Negli anni trenta del novecento, la caverna fu oggetto di speculazione da parte del canonico Giovan Giuseppe Sasso, che ottenne la concessione governativa per il suo utilizzo turistico che gli permise di creare tavolati per il passaggio, ringhiere e illuminazioni elettriche, ma il tutto fu completamente spazzato via da una mareggiata di Scirocco, e della Grotta rimase, per un pò, soltanto il nome, Grotta d’Argento, con il quale era stata ribattezzata per darle una nuova luce e metterla in competizione con la consorella dell’isola delle Sirene. Questa, era considerata più bella della Grotta Azzurra di Capri, tanto che la notizia non tardò ad arrivare oltre oceano, precisamente il 24 settembre 1933 sul “Corriere d’America” di New York.
Sulla caverna ischitana si narrano diverse storie, miti e leggende, e quella più famosa dell’Isola Verde è anche la più antica. Si racconta di un vecchio mago con la barba e una lunga chioma bianca, circondato da tre ninfe marine danzanti, che apparivano ai pescatori che per il cattivo tempo si rifugiavano nella grotta. Chi era beneficiato della visione, una volta tornato il sereno godeva di una pesca ricchissima ma, altrettanto suggestiva è un’altra versione, favolistica e storicizzata, dal momento che si ricollega con il periodo delle scorrerie dei pirati: una principessa saracena, profondamente innamorata di un principe cristiano, riuscì a scappare dal padre che voleva consegnarla in sposa a un uomo potente e senza scrupoli, il Gran Visir. La fanciulla si rifugiò dal Mago, che risiedeva nella Grotta, il quale mise in pratica tutte le proprie arti occulte per sbaragliare il malvagio e ritrovare il principe che era stato incarcerato e condannato a morte. Tra il Gran Visir e il Mago ci fu uno scontro epocale che portò alla morte dello stregone buono e, da allora, il suo spirito si aggira nella grotta: a chiunque entri con cuore puro nella sua dimora, esaudisce tre desideri.
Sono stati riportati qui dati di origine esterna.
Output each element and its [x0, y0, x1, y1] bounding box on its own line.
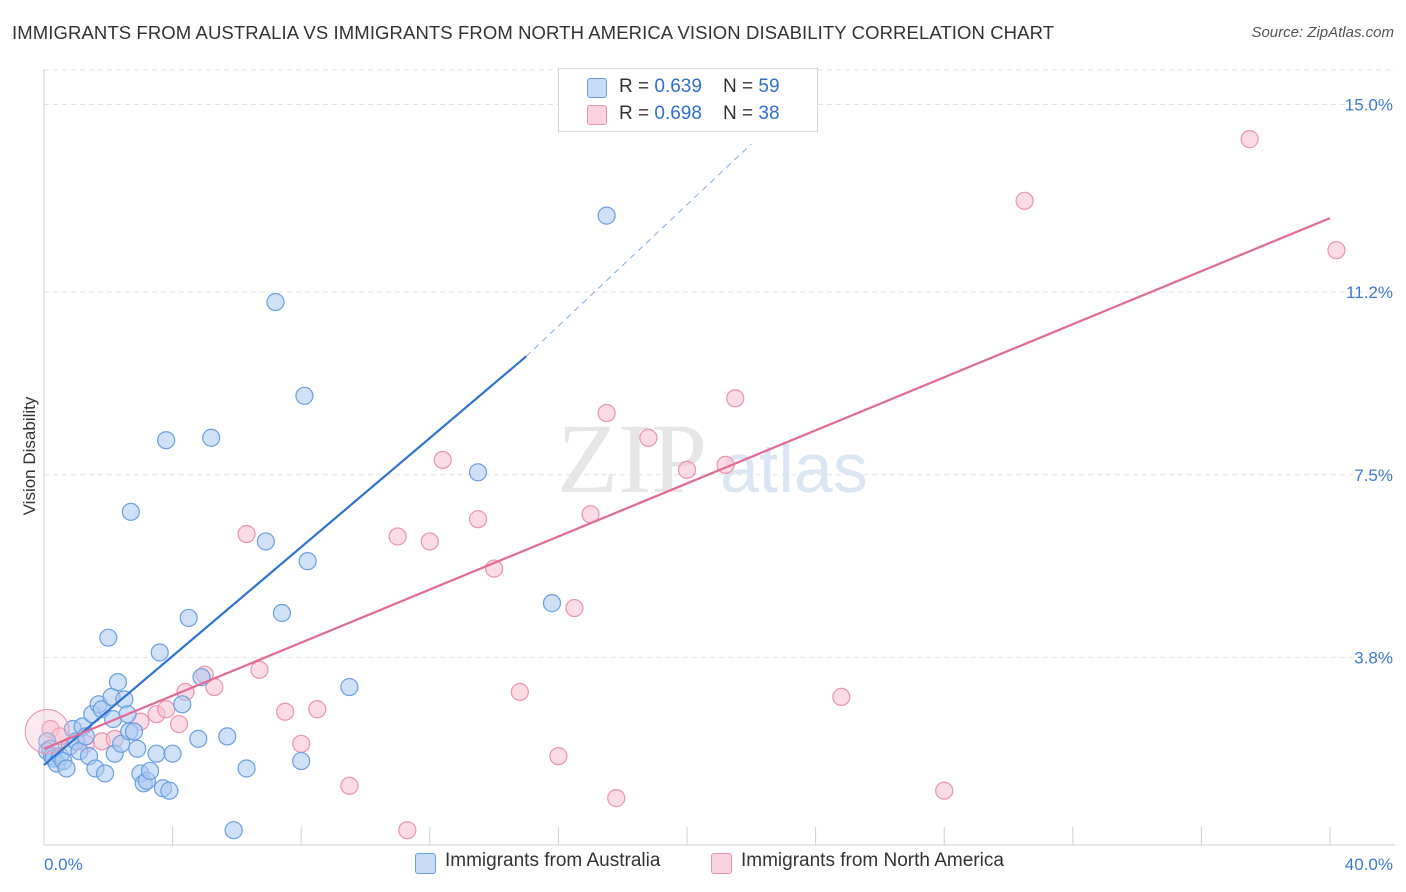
point-north-america: [510, 682, 529, 702]
trend-line-australia: [43, 355, 527, 766]
point-australia: [256, 532, 275, 551]
point-australia: [179, 608, 198, 628]
trend-layer: [43, 143, 1331, 766]
grid-layer: [44, 69, 1395, 658]
y-tick-label: 11.2%: [1346, 283, 1393, 302]
point-north-america: [607, 789, 626, 808]
bottom-legend-swatch-north-america: [711, 853, 732, 874]
point-australia: [189, 729, 208, 748]
point-australia: [298, 552, 317, 571]
point-north-america: [935, 781, 954, 800]
point-australia: [202, 428, 221, 447]
point-north-america: [639, 428, 658, 447]
point-north-america: [597, 403, 616, 423]
point-north-america: [565, 598, 584, 618]
point-australia: [121, 502, 140, 521]
point-australia: [218, 727, 237, 746]
point-australia: [57, 759, 76, 778]
y-axis-label: Vision Disability: [20, 396, 39, 515]
legend-swatch-north-america: [587, 105, 607, 125]
stats-legend: R = 0.639 N = 59 R = 0.698 N = 38: [558, 68, 818, 132]
y-tick-label: 15.0%: [1345, 96, 1393, 115]
point-australia: [147, 744, 166, 763]
bottom-legend-swatch-australia: [415, 853, 436, 874]
point-north-america: [832, 687, 851, 707]
chart-title: IMMIGRANTS FROM AUSTRALIA VS IMMIGRANTS …: [12, 22, 1055, 43]
point-australia: [150, 643, 169, 662]
point-australia: [108, 673, 128, 692]
trend-line-australia-extension: [525, 143, 752, 357]
point-north-america: [308, 700, 327, 719]
point-australia: [224, 821, 243, 840]
point-australia: [542, 594, 562, 613]
point-north-america: [549, 747, 568, 766]
point-north-america: [398, 821, 417, 840]
point-australia: [157, 431, 176, 450]
point-north-america: [1327, 241, 1346, 260]
point-north-america: [340, 776, 359, 795]
point-australia: [99, 628, 118, 647]
bottom-legend-label-australia: Immigrants from Australia: [445, 850, 661, 871]
y-tick-label: 3.8%: [1354, 648, 1393, 667]
trend-line-north-america: [43, 217, 1331, 750]
y-tick-label: 7.5%: [1354, 466, 1393, 485]
x-tick-label-max: 40.0%: [1345, 855, 1393, 874]
watermark-zip: ZIP: [557, 403, 707, 514]
watermark: ZIP atlas: [557, 403, 868, 514]
point-australia: [173, 695, 192, 714]
watermark-atlas: atlas: [720, 429, 868, 507]
point-north-america: [276, 702, 295, 721]
point-australia: [95, 764, 115, 783]
point-australia: [597, 206, 616, 225]
point-north-america: [1015, 191, 1034, 210]
point-australia: [163, 744, 182, 763]
point-australia: [292, 751, 311, 771]
point-australia: [160, 781, 179, 800]
point-australia: [340, 677, 359, 697]
point-north-america: [420, 532, 439, 551]
source-note: Source: ZipAtlas.com: [1251, 24, 1394, 41]
point-australia: [140, 761, 160, 781]
point-north-america: [388, 527, 407, 546]
point-australia: [115, 690, 134, 709]
point-north-america: [237, 524, 256, 544]
point-australia: [272, 603, 292, 623]
point-australia: [468, 463, 488, 482]
point-australia: [124, 722, 144, 741]
point-north-america: [250, 660, 269, 679]
point-australia: [237, 759, 256, 778]
bottom-legend-label-north-america: Immigrants from North America: [741, 850, 1004, 871]
point-australia: [266, 292, 285, 312]
point-north-america: [292, 734, 311, 753]
x-tick-label-min: 0.0%: [44, 855, 83, 874]
axis-layer: 3.8% 7.5% 11.2% 15.0%: [43, 70, 1395, 846]
point-north-america: [726, 389, 745, 408]
point-north-america: [1240, 130, 1259, 149]
point-north-america: [157, 700, 176, 719]
point-north-america: [468, 510, 488, 529]
point-australia: [295, 386, 314, 405]
legend-swatch-australia: [587, 78, 607, 98]
point-north-america: [433, 450, 452, 470]
point-north-america: [677, 460, 697, 479]
point-australia: [128, 739, 147, 758]
point-north-america: [169, 714, 189, 734]
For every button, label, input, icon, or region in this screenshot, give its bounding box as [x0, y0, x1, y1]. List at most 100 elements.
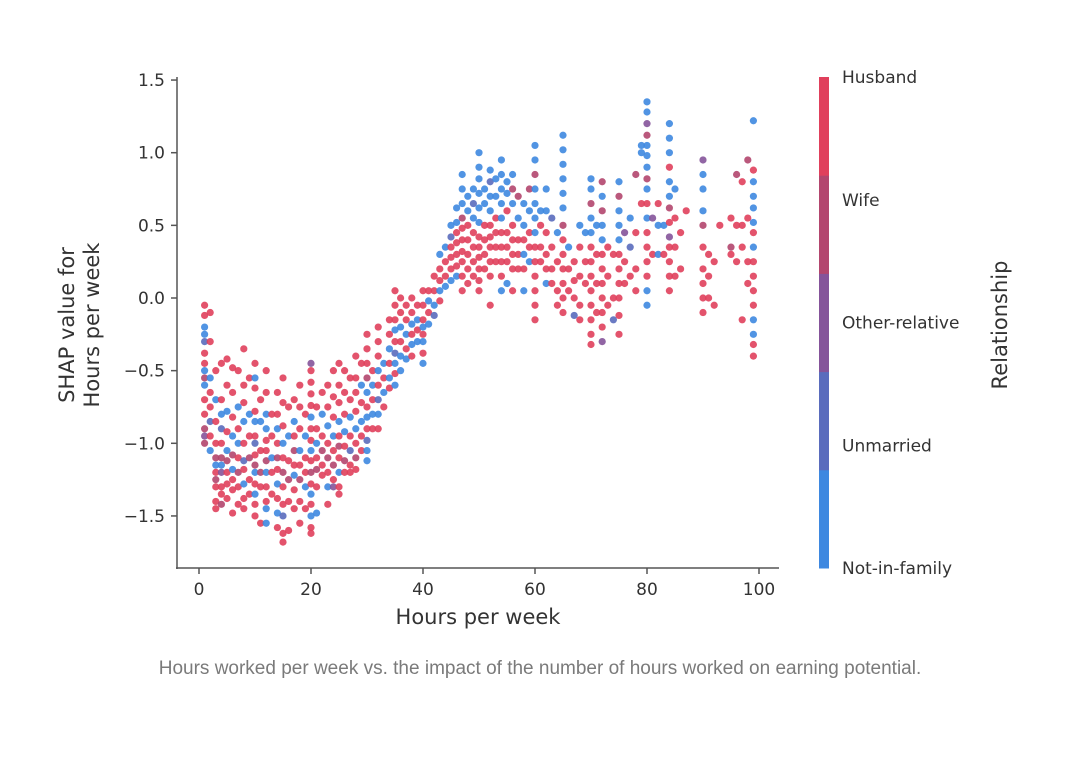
scatter-point — [391, 337, 399, 346]
scatter-point — [341, 442, 349, 450]
scatter-point — [615, 250, 623, 259]
scatter-point — [335, 442, 343, 450]
scatter-point — [369, 410, 377, 418]
scatter-point — [497, 243, 505, 251]
scatter-point — [598, 192, 606, 200]
scatter-point — [469, 199, 477, 208]
scatter-point — [307, 359, 315, 367]
scatter-point — [329, 393, 337, 401]
scatter-point — [229, 486, 237, 494]
scatter-point — [537, 258, 545, 266]
scatter-point — [475, 243, 483, 251]
scatter-point — [486, 178, 494, 186]
scatter-point — [531, 141, 539, 150]
scatter-point — [531, 243, 539, 251]
scatter-point — [251, 359, 259, 367]
scatter-point — [699, 243, 707, 251]
scatter-point — [581, 279, 590, 288]
scatter-point — [279, 512, 287, 520]
scatter-point — [727, 214, 735, 222]
scatter-point — [397, 323, 405, 331]
scatter-point — [453, 239, 461, 247]
scatter-point — [453, 272, 461, 280]
scatter-point — [262, 497, 270, 506]
scatter-point — [593, 308, 601, 317]
scatter-point — [548, 214, 556, 222]
scatter-point — [268, 410, 276, 418]
scatter-point — [632, 287, 640, 295]
scatter-point — [481, 221, 489, 229]
scatter-point — [425, 287, 433, 295]
scatter-point — [587, 199, 595, 208]
x-tick-label: 40 — [412, 580, 434, 600]
scatter-point — [201, 425, 209, 433]
scatter-point — [497, 287, 505, 295]
scatter-point — [391, 381, 399, 389]
scatter-point — [402, 301, 410, 309]
scatter-point — [469, 272, 477, 280]
scatter-point — [615, 236, 623, 244]
scatter-point — [301, 454, 309, 462]
scatter-point — [285, 432, 293, 440]
scatter-point — [352, 352, 360, 360]
scatter-point — [223, 457, 231, 465]
scatter-point — [279, 454, 287, 462]
scatter-point — [542, 207, 550, 215]
scatter-point — [385, 345, 393, 353]
y-tick-label: 0.5 — [138, 216, 165, 236]
scatter-point — [508, 265, 517, 273]
scatter-point — [581, 229, 590, 237]
scatter-point — [671, 272, 679, 280]
scatter-point — [397, 337, 405, 346]
scatter-point — [212, 454, 220, 462]
scatter-point — [436, 287, 444, 295]
scatter-point — [643, 214, 651, 222]
scatter-point — [553, 287, 562, 295]
scatter-point — [341, 410, 349, 418]
scatter-point — [475, 149, 483, 157]
scatter-point — [335, 468, 343, 476]
scatter-point — [598, 308, 606, 317]
scatter-point — [251, 512, 259, 520]
scatter-point — [229, 465, 237, 474]
scatter-point — [705, 250, 713, 259]
scatter-point — [531, 214, 539, 222]
scatter-point — [453, 204, 461, 212]
scatter-point — [749, 243, 758, 251]
scatter-point — [548, 243, 556, 251]
scatter-point — [217, 359, 225, 367]
scatter-point — [677, 265, 685, 273]
scatter-point — [520, 250, 528, 259]
scatter-point — [531, 185, 539, 193]
scatter-point — [290, 471, 298, 479]
scatter-point — [665, 258, 674, 266]
scatter-point — [531, 156, 539, 164]
scatter-point — [257, 468, 265, 476]
scatter-point — [357, 446, 365, 455]
scatter-point — [508, 221, 517, 229]
scatter-point — [391, 359, 399, 367]
scatter-point — [705, 272, 713, 280]
colorbar-label: Wife — [842, 191, 880, 211]
scatter-point — [559, 175, 567, 183]
scatter-point — [273, 454, 281, 462]
scatter-point — [609, 316, 618, 324]
scatter-point — [307, 500, 315, 508]
scatter-point — [458, 224, 466, 232]
scatter-point — [385, 316, 393, 324]
x-tick-label: 100 — [743, 580, 775, 600]
scatter-point — [279, 439, 287, 447]
scatter-point — [654, 199, 662, 208]
scatter-point — [671, 185, 679, 193]
y-tick-label: −1.5 — [124, 507, 165, 527]
scatter-point — [525, 243, 534, 251]
scatter-point — [598, 265, 606, 273]
scatter-point — [341, 388, 349, 397]
scatter-point — [402, 316, 410, 324]
scatter-point — [273, 494, 281, 503]
colorbar-segment — [819, 469, 829, 569]
scatter-point — [201, 330, 209, 338]
scatter-point — [251, 461, 259, 469]
scatter-point — [570, 294, 578, 302]
scatter-point — [458, 258, 466, 266]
La particolare conformazione della cavità marina ischitana aveva fatto supporre che un tempo l’acqua fosse molto più lontana e, a seguito degli studi di Puglisi e Ciannelli che portarono a galla un reperto di bronzo, l’ipotesi fu confermata, aggiungendo, inoltre, che la disposizione della grotta e le sue caratteristiche la rendevano perfettamente idonea a ospitare in età neolitica culti magico-religiosi di natura solare. Fu successivamente, nel 1965, che Alfonso Fresa riprese l’argomento allargandone le prospettive: basandosi su alcuni complessi calcoli di archeoastronomia, verificò che, alcune migliaia di anni addietro, l’orientamento della spelonca del Mago permetteva di osservare dalla grotta interna il Sole sull’orizzonte del mare, durante il Solstizio invernale. Ciò fece supporre che durante il Solstizio estivo lo stesso fenomeno fosse visibile anche dalla Grotta Azzurra, che è sita esattamente di fronte a quella di Ischia.